Feb. 27 (Bloomberg) -- Asian stocks rose, sending the region's benchmark to a six-week high, as a rally in commodity prices and profit reports at Standard Chartered Plc and Marui Group Co. stoked optimism earnings will endure a global slowdown.
BHP Billiton Ltd. gained in Australia after crude oil climbed to a record and copper futures rose. Standard Chartered, the London-based bank that makes two-thirds of its profit in Asia, jumped to a three-week high in Hong Kong, while Marui, Japan's third-biggest department-store operator by market value, surged the most in eight years on the Tokyo Stock Exchange.
``Some of the excess bearishness concerning the domestic and global economies is melting away,'' said Takashi Miyazaki, who helps oversee $61 billion at Mitsubishi UFJ Asset Management Co. in Tokyo.
The MSCI Asia Pacific Index added 2.1 percent to 149.32 as of 5:04 p.m. in Tokyo, extending a two-day, 1.8 percent rally. The benchmark, poised for its highest close since Jan. 15, has rallied 13 percent since hitting a 14-month low on Jan. 22 as concern eased that a U.S. housing slump will drag the world's largest economy into a recession.
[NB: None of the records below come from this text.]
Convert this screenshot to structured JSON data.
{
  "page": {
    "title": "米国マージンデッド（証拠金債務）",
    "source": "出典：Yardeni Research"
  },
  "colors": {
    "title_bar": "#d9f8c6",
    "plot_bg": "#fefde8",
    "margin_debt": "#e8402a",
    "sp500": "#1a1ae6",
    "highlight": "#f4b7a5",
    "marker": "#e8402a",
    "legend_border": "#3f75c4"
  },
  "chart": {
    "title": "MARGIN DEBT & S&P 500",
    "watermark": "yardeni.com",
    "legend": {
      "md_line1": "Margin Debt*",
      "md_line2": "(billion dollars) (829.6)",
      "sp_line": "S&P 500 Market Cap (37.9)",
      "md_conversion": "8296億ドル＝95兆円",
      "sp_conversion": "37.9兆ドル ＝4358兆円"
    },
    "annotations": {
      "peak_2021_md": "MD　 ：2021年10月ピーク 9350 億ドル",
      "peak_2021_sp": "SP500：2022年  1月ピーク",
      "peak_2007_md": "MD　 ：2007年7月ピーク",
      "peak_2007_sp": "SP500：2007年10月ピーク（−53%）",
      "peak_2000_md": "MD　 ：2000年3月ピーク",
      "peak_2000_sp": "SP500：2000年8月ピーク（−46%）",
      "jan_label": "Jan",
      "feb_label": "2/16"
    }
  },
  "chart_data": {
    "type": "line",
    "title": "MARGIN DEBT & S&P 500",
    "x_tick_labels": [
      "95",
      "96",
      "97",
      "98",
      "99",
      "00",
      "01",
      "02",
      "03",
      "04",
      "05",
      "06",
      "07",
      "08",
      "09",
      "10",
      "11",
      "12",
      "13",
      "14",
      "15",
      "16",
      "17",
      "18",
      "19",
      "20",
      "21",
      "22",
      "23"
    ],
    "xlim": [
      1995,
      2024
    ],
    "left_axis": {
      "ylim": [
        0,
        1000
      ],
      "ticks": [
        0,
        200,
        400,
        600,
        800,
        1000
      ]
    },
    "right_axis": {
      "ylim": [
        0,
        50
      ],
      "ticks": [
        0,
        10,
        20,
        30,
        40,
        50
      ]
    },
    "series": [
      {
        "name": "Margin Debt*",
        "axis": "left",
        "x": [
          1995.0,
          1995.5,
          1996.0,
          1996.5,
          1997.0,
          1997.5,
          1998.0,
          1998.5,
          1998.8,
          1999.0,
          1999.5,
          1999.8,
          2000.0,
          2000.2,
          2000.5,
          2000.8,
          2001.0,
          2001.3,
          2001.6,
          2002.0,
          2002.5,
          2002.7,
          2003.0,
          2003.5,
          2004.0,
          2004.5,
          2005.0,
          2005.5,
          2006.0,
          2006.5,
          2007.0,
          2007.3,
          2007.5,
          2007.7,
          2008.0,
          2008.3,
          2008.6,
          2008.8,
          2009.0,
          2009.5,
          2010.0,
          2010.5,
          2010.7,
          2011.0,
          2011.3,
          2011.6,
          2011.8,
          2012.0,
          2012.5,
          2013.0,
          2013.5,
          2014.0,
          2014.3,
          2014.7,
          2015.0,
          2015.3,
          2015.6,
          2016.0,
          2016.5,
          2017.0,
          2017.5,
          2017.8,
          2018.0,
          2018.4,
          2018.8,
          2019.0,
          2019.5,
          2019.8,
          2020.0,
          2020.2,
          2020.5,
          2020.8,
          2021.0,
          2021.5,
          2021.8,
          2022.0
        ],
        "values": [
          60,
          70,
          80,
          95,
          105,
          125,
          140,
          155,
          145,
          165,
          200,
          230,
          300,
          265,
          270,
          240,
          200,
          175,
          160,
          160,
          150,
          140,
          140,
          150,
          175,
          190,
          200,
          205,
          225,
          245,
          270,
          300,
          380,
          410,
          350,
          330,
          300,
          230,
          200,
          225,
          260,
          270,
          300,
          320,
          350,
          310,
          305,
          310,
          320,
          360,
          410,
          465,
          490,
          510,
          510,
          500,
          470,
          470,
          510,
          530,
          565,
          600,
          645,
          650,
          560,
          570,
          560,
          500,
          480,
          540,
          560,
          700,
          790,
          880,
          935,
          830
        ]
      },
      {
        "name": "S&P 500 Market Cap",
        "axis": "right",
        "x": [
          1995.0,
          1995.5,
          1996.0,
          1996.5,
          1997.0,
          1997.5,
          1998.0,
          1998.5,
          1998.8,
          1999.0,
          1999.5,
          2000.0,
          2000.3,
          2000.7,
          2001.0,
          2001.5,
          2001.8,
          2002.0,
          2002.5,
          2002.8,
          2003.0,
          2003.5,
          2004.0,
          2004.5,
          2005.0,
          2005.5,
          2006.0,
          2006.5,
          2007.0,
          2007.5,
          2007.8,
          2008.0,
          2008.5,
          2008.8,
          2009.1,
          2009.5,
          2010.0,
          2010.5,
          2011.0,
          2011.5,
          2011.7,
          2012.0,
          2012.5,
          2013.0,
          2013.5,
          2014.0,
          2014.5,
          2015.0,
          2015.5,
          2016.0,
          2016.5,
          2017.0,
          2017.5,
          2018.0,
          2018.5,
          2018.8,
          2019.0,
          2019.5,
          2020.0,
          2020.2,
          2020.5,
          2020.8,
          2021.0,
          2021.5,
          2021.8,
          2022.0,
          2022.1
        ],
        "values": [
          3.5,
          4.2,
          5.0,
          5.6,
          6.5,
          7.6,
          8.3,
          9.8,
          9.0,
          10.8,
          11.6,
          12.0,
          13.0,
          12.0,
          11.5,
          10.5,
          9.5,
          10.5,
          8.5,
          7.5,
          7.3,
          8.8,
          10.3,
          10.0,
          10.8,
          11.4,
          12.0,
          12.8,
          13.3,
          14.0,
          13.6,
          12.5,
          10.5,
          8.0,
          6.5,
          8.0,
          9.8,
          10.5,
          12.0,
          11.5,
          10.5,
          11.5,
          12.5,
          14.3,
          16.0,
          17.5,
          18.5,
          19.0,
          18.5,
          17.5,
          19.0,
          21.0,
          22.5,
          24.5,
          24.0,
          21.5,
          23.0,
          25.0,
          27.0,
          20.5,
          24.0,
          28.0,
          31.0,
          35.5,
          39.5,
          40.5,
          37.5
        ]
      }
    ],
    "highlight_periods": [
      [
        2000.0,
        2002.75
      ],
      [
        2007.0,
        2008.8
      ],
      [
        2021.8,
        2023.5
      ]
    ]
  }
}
Japan's Nikkei 225 Stock Average added 1.5 percent to 14,031.30, a seven-week high. Benchmarks advanced in all other markets open for trading, with Hong Kong's Hang Seng Index posting the biggest gain of 3.2 percent. Industrial & Commercial Bank of China Ltd. led Chinese banks higher in the city, after JPMorgan Chase & Co. advised investors to buy their shares.